Ari Kytsya, qui a débuté comme influenceuse en 2016 avant de se tourner vers la plateforme OnlyFans, n’en est pas à sa première polémique. En août 2025, elle avait été critiquée pour avoir été ambassadrice de la marque de maquillage Urban Decay, appartenant au groupe L’Oréal. L’entreprise avait alors défendu sa collaboration, saluant « son ouverture d’esprit lorsqu’elle évoque les joies, défis et risques de l’industrie dans laquelle elle travaille ».

Malgré les critiques, la jeune femme continue d’assumer son parcours. Dans une publication TikTok, elle avait partagé son étonnement face à cette ascension : « Si on m’avait dit, quand j’ai débuté comme actrice de films X, que j’irais un jour parler à Harvard, je me serais dit que cette personne avait un sacré problème ». Son intervention s’est accompagnée d’une documentation de son voyage, avec des vidéos et des photos partagées en ligne, où elle affirmait se sentir « fière » de cette expérience.

Un débat qui dépasse le cadre d’Harvard

Cette invitation interroge plus largement sur la place des professionnels issus de secteurs controversés dans les universités. Ari Kytsya elle-même a reconnu ne pas appartenir à certaines sphères, tout en défendant la légitimité de son discours. « Je n’étais pas là pour enseigner des faits à qui que ce soit, cela ne signifie pas que ce que je dis est faux, ni que mon expérience serait la même que celle de n’importe qui dans le secteur », a-t-elle précisé.

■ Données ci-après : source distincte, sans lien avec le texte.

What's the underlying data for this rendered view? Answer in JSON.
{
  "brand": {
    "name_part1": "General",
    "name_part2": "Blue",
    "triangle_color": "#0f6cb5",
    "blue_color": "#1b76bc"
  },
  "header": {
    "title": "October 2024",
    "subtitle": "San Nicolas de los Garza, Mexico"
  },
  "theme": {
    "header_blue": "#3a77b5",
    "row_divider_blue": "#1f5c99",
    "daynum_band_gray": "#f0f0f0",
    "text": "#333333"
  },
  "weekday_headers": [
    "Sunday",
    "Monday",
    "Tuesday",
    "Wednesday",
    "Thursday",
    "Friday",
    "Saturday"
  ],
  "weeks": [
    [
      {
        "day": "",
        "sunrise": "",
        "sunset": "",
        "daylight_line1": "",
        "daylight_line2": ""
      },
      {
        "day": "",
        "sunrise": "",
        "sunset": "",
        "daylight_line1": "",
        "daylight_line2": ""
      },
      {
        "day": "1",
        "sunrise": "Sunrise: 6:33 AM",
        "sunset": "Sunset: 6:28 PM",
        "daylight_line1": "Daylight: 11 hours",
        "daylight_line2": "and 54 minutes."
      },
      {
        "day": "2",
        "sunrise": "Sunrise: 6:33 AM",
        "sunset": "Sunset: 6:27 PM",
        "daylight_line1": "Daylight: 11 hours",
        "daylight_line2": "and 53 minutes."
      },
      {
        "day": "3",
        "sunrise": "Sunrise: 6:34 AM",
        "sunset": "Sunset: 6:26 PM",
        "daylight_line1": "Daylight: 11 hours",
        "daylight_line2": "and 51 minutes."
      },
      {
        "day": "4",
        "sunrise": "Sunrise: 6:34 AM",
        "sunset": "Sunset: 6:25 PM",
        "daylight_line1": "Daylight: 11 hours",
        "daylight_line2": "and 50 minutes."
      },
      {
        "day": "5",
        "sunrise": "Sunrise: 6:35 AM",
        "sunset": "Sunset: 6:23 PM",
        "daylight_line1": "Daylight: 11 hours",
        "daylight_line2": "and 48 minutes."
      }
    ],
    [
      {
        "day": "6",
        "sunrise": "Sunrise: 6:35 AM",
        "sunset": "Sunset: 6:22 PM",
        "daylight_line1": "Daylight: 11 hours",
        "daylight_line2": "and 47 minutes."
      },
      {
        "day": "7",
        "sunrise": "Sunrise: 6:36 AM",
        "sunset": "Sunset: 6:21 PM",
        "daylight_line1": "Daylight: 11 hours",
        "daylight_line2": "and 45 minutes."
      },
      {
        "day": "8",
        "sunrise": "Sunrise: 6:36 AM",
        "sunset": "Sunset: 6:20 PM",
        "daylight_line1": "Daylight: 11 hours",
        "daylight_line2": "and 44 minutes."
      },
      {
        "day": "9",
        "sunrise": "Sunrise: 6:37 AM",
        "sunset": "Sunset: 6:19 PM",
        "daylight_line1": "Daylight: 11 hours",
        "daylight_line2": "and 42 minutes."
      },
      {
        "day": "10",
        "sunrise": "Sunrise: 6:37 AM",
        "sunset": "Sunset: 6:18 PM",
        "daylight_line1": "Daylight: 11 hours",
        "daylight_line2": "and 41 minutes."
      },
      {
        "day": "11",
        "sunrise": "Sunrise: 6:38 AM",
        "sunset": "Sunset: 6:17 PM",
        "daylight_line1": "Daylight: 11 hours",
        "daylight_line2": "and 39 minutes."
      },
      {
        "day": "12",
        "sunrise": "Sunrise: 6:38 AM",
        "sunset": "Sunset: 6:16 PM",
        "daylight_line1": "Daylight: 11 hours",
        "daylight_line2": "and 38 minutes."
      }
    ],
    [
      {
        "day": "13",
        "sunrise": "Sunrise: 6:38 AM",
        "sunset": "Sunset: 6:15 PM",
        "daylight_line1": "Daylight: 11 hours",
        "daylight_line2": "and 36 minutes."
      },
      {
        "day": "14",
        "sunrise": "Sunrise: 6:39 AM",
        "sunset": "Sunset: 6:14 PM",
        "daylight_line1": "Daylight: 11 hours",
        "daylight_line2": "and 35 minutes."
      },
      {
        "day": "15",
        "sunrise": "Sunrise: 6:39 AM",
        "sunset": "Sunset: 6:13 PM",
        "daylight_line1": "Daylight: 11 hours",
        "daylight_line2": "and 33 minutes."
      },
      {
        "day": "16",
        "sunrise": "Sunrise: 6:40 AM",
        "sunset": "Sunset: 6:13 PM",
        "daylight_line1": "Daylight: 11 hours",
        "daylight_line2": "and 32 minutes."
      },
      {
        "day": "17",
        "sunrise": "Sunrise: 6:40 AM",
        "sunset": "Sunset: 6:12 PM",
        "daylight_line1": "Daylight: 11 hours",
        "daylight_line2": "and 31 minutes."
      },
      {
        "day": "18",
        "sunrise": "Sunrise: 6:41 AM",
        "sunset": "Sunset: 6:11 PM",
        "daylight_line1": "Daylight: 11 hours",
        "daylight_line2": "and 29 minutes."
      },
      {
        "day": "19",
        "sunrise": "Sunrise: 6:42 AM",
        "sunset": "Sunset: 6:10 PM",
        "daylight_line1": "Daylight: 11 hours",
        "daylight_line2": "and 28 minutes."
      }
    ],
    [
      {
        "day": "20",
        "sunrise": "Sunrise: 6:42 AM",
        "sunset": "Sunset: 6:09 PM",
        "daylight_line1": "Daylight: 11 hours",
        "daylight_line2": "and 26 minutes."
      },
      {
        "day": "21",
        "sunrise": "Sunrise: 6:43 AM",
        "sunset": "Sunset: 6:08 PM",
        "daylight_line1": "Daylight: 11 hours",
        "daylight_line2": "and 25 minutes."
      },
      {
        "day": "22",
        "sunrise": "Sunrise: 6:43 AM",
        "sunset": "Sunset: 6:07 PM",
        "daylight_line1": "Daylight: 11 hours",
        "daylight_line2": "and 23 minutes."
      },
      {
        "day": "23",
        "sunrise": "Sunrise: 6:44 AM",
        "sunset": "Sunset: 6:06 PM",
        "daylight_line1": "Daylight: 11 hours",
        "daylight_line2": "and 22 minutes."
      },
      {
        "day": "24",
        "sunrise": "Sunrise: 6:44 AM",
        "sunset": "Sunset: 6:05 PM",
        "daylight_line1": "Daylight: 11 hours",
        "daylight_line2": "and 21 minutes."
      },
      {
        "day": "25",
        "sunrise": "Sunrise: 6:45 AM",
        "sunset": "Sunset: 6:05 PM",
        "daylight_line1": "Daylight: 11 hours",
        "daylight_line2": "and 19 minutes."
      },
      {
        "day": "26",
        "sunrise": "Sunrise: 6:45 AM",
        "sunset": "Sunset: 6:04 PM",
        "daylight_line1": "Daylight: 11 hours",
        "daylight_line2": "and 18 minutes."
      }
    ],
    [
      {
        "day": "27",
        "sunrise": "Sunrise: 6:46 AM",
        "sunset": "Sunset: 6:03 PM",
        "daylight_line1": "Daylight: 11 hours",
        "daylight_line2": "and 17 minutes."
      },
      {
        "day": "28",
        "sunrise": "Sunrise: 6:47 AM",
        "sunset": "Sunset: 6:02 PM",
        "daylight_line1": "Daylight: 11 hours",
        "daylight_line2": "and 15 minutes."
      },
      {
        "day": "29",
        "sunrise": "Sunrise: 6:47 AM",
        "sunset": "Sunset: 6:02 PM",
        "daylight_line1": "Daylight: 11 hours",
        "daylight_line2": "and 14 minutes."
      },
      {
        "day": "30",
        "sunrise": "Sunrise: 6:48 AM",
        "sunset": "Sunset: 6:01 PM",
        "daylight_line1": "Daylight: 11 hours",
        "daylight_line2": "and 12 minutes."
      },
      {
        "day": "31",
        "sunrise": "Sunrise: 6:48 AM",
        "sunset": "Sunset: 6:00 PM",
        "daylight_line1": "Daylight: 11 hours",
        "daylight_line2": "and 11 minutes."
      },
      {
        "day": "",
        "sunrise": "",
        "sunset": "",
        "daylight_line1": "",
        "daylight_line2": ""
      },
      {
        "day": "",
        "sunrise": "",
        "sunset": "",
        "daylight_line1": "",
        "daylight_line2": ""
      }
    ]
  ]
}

Harvard, de son côté, n’a pas réagi publiquement à la polémique. Pourtant, la question de l’influence des intervenants extérieurs sur la valeur perçue des diplômes reste posée. Pour Ari Kytsya, l’enjeu est avant tout pédagogique : « C’est tellement important que ces écoles permettent aux professionnels du secteur de venir partager leurs points de vue ».

Et maintenant ?

La prochaine étape pour Ari Kytsya pourrait être une nouvelle série d’interventions dans d’autres établissements universitaires américains ou européens. Si l’expérience se poursuit, elle devrait logiquement alimenter à nouveau les débats sur la légitimité des intervenants issus de secteurs marginaux ou stigmatisés. À plus long terme, cette polémique pourrait aussi pousser les universités à clarifier leurs critères de sélection pour les conférenciers externes, afin d’éviter de futurs malentendus sur la valeur des diplômes.

Reste à voir si cette tendance s’amplifiera, ou si les critiques à l’encontre des invités controversés conduiront à un durcissement des règles dans les grandes écoles. Une chose est sûre : le parcours d’Ari Kytsya, entre réseaux sociaux et conférences universitaires, illustre les tensions autour de la normalisation de certains métiers dans l’espace public.

Selon Le Figaro, Ari Kytsya a été invitée pour partager son expérience en tant que créatrice de contenus sur OnlyFans, dans le cadre d’une conférence éducative visant à aborder les réalités du travail numérique et la sexualité. Son intervention s’inscrit dans une démarche de sensibilisation aux idées reçues sur son secteur.